Digital agriculture and precision software is new territory for the company better known for glyphosate and other crop protection inputs.
Mr O’Keeffe said a motivator to branch into the sector was to get ahead of the game.
“We are confident this will be a huge part of agriculture in the future,” he said.
“We need to understand this space, so we formed an alliance with one of the leaders in the world.
We will be making this available to all our current distributors
“What a great way to learn.”
Mr O’Keeffe said by way of market competition, farmers are set to gain from the deal.
“They’ll end up with the best tools at their fingertips because of the extreme amount of interest in digital agtech space,” he said.
“There will be a lot of competition and a lot of collaboration, because different tools offer different solutions to the grower.
“The cream will rise to the top as far as what solutions are ultimately available.
“You will also see some excellent collaborations between the players as well, because it makes these tools more attractive to growers.”

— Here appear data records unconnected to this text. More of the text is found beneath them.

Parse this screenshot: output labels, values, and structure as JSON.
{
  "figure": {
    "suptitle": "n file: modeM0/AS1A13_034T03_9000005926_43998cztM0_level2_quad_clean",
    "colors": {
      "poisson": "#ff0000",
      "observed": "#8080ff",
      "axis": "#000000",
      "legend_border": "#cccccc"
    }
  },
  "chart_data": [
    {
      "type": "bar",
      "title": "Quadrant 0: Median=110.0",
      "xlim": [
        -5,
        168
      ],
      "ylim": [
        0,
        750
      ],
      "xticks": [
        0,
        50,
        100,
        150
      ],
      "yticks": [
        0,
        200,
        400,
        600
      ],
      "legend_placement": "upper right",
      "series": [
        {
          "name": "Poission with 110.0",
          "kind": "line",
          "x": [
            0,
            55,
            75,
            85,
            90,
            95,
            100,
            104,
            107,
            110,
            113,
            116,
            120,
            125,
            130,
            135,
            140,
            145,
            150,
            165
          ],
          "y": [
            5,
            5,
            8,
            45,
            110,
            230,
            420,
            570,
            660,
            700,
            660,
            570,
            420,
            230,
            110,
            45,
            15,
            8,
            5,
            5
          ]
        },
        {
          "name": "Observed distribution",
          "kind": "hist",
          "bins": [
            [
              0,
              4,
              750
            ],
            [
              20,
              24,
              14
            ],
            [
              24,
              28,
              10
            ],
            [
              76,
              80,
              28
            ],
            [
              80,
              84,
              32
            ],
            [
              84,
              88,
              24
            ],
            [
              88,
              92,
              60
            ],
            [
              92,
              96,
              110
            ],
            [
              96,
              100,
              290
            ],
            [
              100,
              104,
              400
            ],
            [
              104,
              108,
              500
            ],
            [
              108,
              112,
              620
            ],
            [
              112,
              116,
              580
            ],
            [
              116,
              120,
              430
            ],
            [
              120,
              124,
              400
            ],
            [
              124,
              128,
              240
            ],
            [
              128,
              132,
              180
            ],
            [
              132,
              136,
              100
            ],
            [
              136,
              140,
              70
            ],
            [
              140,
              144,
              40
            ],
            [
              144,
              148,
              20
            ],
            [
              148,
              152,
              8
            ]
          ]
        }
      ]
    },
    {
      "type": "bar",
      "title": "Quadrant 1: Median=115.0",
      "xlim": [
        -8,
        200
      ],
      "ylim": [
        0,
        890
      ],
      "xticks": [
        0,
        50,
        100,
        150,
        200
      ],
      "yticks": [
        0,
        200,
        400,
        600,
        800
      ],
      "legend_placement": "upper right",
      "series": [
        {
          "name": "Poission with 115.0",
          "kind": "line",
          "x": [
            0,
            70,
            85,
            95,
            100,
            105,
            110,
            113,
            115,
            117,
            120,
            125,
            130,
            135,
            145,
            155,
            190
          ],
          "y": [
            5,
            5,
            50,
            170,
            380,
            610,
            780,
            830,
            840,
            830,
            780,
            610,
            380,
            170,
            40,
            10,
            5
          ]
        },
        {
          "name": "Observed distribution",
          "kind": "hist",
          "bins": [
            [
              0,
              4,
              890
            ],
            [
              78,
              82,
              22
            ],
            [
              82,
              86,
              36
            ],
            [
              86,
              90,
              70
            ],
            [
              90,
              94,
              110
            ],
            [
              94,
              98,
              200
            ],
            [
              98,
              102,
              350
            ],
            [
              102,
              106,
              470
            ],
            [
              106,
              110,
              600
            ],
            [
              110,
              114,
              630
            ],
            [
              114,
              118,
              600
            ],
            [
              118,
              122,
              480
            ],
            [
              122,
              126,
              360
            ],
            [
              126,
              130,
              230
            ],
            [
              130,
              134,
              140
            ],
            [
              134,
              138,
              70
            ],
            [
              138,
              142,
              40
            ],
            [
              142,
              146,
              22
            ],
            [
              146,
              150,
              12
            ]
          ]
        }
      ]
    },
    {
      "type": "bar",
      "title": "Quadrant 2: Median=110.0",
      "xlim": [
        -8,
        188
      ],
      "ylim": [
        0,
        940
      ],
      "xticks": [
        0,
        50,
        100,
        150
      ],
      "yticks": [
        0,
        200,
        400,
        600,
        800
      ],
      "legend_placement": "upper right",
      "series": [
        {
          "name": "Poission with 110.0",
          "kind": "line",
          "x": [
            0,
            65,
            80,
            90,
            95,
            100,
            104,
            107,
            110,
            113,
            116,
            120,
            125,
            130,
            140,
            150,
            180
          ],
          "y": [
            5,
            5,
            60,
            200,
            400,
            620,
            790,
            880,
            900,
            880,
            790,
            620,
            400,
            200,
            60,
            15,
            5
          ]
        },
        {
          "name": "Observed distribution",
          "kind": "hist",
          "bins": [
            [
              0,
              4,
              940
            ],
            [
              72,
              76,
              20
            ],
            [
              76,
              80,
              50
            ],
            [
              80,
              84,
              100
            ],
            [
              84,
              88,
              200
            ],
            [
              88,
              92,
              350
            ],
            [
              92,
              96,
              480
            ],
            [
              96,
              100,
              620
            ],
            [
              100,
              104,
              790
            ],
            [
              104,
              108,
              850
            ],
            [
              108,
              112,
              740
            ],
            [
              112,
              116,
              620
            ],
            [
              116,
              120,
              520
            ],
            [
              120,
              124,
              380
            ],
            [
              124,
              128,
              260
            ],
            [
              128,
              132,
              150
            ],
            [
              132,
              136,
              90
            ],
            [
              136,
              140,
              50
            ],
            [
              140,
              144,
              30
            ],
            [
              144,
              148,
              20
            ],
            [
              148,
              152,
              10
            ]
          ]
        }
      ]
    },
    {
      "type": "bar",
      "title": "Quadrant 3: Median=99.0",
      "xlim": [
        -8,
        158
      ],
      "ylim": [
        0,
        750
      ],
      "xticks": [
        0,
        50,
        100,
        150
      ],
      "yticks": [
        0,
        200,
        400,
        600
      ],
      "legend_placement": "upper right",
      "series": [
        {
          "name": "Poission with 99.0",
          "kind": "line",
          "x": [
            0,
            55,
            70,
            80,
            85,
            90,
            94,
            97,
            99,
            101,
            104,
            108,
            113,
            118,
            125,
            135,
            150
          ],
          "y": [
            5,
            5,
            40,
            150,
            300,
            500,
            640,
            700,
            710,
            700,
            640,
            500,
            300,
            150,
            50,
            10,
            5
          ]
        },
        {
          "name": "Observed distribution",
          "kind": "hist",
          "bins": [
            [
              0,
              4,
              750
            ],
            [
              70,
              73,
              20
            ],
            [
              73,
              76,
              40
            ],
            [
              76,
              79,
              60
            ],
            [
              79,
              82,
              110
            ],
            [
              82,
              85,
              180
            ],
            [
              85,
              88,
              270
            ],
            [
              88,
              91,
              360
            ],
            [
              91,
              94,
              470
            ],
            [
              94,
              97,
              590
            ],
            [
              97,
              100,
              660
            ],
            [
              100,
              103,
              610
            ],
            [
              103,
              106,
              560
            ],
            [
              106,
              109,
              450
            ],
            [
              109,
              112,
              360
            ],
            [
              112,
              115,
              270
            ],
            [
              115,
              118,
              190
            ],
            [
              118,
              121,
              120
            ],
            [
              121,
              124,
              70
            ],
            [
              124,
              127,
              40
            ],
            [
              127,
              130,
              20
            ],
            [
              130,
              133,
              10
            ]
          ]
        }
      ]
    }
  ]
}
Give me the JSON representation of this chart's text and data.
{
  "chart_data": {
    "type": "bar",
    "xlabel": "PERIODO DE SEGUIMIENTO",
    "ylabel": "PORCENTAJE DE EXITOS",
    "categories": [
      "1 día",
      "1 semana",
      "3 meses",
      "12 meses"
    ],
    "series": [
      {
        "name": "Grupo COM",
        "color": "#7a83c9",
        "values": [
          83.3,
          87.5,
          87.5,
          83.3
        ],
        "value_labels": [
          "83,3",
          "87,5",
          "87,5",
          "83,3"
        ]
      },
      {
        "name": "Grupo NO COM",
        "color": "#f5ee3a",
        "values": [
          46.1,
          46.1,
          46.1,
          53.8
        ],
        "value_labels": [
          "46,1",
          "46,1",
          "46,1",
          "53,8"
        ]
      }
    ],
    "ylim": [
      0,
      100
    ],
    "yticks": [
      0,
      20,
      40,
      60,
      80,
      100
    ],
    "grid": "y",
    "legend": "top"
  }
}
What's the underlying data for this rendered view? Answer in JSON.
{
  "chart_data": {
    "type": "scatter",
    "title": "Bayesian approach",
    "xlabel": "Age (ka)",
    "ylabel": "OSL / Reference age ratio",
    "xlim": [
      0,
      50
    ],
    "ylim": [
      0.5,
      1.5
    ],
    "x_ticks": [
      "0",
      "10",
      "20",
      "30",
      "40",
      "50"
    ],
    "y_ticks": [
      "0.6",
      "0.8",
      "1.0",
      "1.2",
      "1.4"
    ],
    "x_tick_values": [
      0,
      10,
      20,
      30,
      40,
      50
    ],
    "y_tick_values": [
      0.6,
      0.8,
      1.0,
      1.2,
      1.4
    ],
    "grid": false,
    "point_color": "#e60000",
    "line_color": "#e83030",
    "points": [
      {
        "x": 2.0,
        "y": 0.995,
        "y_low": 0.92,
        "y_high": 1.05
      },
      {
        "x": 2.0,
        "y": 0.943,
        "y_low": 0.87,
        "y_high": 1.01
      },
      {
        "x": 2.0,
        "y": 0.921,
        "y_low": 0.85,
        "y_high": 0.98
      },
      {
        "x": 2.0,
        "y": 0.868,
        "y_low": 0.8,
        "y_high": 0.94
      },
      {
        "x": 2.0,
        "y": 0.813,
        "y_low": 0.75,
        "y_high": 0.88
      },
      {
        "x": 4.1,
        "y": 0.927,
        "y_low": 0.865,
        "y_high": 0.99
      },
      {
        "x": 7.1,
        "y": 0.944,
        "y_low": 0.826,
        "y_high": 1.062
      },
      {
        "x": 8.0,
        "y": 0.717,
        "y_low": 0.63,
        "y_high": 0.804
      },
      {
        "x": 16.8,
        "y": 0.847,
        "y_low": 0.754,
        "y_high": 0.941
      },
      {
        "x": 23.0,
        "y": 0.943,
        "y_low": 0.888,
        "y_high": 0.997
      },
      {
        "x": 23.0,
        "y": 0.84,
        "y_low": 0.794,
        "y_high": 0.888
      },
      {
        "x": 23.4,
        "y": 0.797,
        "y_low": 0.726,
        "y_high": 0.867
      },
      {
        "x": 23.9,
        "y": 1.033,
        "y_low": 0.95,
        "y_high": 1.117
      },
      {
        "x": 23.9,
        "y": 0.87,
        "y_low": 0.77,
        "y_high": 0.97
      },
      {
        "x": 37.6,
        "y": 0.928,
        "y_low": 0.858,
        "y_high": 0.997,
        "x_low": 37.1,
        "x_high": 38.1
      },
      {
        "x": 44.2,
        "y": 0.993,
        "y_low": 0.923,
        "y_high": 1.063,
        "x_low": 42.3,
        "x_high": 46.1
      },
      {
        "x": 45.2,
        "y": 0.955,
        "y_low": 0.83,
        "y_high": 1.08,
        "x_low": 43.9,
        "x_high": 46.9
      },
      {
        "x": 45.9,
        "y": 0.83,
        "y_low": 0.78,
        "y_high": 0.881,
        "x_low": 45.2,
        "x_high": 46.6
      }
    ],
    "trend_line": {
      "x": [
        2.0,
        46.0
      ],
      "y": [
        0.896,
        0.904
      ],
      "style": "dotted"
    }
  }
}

Mr O’Keeffe said privacy, data security and ownership were quite rightly hot topics in the agricultural digital sector.
“We are treading very carefully,” he said.
“At this point in time we are interested in the data but we fully understand we have to be compliant as well as careful how we approach it.
“Any sharing of data would require grower permission, even at an aggregated level.
“We are still clarifying what that looks like.”